Письмо Лермонтова Лопухиной М. А.


Перевод письма

S.-Pétersbourg. Le 4-me Août. <1833 г.>

Je ne vous ai pas donné de mes nouvelles depuis que nous sommes allés au camp; et vraiment je n'aurais pu y réussir avec toute la bonne volonté possible; imaginez-vous une tente qui a 3 archines en long et en large et 21/2 de hauteur, occupée par trois personnes et tout leur bagage, toute leur armure, comme: sabres, carabines, chakos2 etc., etc. — le temps a été horrible, une pluie qui ne finissait pas faisait, que souvent nous passions 2 jours de suite sans pouvoir sécher nos habits; et pourtant cette vie ne m'a pas tout-à-fait déplu; vous savez, chère amie, que j'eus toujours un penchant très prononcé pour la pluie et la boue, et maintenant grâce à dieu j'en ai joui complètement.
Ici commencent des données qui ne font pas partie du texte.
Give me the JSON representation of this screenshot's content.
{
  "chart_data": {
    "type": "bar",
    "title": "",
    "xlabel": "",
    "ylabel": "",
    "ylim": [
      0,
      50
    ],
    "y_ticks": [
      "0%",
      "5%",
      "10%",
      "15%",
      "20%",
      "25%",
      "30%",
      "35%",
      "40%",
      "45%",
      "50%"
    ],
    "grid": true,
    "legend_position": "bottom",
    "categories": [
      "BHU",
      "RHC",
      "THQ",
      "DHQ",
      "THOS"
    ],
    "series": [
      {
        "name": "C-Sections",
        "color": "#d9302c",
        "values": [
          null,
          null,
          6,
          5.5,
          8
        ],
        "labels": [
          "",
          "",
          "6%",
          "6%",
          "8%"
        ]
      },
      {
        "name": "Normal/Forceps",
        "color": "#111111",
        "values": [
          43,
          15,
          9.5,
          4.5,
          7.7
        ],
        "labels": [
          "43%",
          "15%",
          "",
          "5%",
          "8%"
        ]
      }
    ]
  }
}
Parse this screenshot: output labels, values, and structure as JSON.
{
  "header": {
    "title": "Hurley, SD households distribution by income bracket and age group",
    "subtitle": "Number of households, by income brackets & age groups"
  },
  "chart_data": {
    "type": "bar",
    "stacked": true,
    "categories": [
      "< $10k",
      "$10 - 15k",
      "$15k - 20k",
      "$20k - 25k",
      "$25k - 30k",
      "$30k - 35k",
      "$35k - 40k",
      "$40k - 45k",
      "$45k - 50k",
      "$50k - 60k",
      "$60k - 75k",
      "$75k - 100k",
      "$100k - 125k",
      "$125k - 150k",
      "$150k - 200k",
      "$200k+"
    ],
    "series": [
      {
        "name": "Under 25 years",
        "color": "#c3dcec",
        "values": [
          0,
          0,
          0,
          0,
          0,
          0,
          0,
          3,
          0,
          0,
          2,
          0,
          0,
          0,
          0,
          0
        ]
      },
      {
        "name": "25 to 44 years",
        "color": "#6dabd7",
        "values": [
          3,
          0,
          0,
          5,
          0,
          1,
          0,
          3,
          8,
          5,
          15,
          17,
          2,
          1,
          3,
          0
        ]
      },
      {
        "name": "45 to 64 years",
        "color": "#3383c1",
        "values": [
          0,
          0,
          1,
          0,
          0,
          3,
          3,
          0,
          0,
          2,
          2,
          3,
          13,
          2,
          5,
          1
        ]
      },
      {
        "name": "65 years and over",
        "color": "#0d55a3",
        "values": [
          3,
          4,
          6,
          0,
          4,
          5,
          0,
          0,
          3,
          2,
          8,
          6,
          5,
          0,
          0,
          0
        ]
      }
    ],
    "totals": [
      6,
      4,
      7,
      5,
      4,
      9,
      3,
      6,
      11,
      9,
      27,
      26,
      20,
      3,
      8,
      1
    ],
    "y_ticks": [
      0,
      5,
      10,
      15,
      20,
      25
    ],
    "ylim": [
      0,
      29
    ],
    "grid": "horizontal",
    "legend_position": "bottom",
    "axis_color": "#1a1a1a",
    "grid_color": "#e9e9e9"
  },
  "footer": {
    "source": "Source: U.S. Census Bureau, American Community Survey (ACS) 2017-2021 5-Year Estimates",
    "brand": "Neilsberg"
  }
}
— Nous sommes rentrés en ville, et bientôt recommencent nos occupations; la seule chose qui me soutient, c'est l'idée que dans un an je suis officier. — Et alors, alors — ... bon dieu! si vous saviez la vie que je me propose de mener!.. oh, cela sera charmant: d'abord, des bizarreries, des folies de toute espèce, et de la poésie noyée dans du champagne: — je sais vous allez vous recrier; mais hélas, le temps de mes rêves est passé; le temps de croire n'est plus; il me faut des plaisirs matériels, un bonheur palpable, un bonheur qui s'achète avec de l'or, que

l'on porte dans sa poche comme une tabatière, un bonheur qui ne fasse que tromper mes sens en laissant mon âme tranquille et inactive!.. voilà ce qui m'est nécessaire maintenant, et vous vous apercevez, chère amie, que je suis quelque peu changé depuis que nous sommes séparés; quand j'ai vu mes beaux rêves s'enfuir, je me suis dit que ça ne valait pas la peine d'en fabriquer d'autres; il vaut mieux, pensai-je, apprendre à s'en passer; j'essayai; j'avais l'air d'un ivrogne qui peu à peu tâche de se déshabituer du vin; — mes efforts ne furent pas inutiles, et bientôt je ne vis dans le passé qu'un programme d'aventures insignifiantes et fort communes. Mais parlons d'autres choses; — vous me dites que le Prince T. et votre sœur son épouse se trouvent fort contents l'un de l'autre; je n'y ajoute pas une foi entière, car je crois connaître le caractère de tous les deux, et votre sœur ne paraît pas très disposée à la soumission, et il paraît que monsieur n'est pas non plus un agneau! — Je souhaite que ce calme factice dure le plus longtemps

possible — mais je ne saurai prédire rien de bon. — Ce n'est pas que je vous trouve un manque de pénétration; mais je crois plutôt, que vous n'avez pas voulu me dire tout ce que vous pensiez; et c'est très naturel; car maintenant si mes suppositions sont vraies, vous n'avez pas même besoin de dire: oui. — Que faites vous à la campagne? vos voisins sont-ils amusants, aimables, nombreux? voici des questions qui vous auront l'air d'être faites sans aucune intention sérieuse!
 Dans un an, peut-être, je viendrai vous voir; et quels changements ne trouverai-je pas? — me reconnaîtrez-vous, et voudrez-vous le faire? — Et moi, quel rôle jouerai-je? sera-ce un moment de plaisir, pour vous, ou d'embarras pour nous deux? car je vous avertis, que je ne suis plus le même, que je ne sens plus, que je ne parle plus de la même manière, et dieu sait ce que je deviendrai encore dans un an; — ma vie jusqu'ici n'a été qu'une suite de désappointements, qui me font rire maintenant, rire de moi et des autres; je n'ai fait qu'effleurer tous les plaisirs, et sans en avoir joui, j'en suis dégoûté. 

— Mais ceci est un sujet bien triste que je tâcherai de ne pas ramener une autre fois; lorsque vous serez à Moscou annoncez le moi, chère amie... — je compte sur votre constance; adieu;

M. Ler...

P. S. Mes compliments à ma cousine, si vous lui écrivez, car je suis trop paresseux pour le faire moi-même.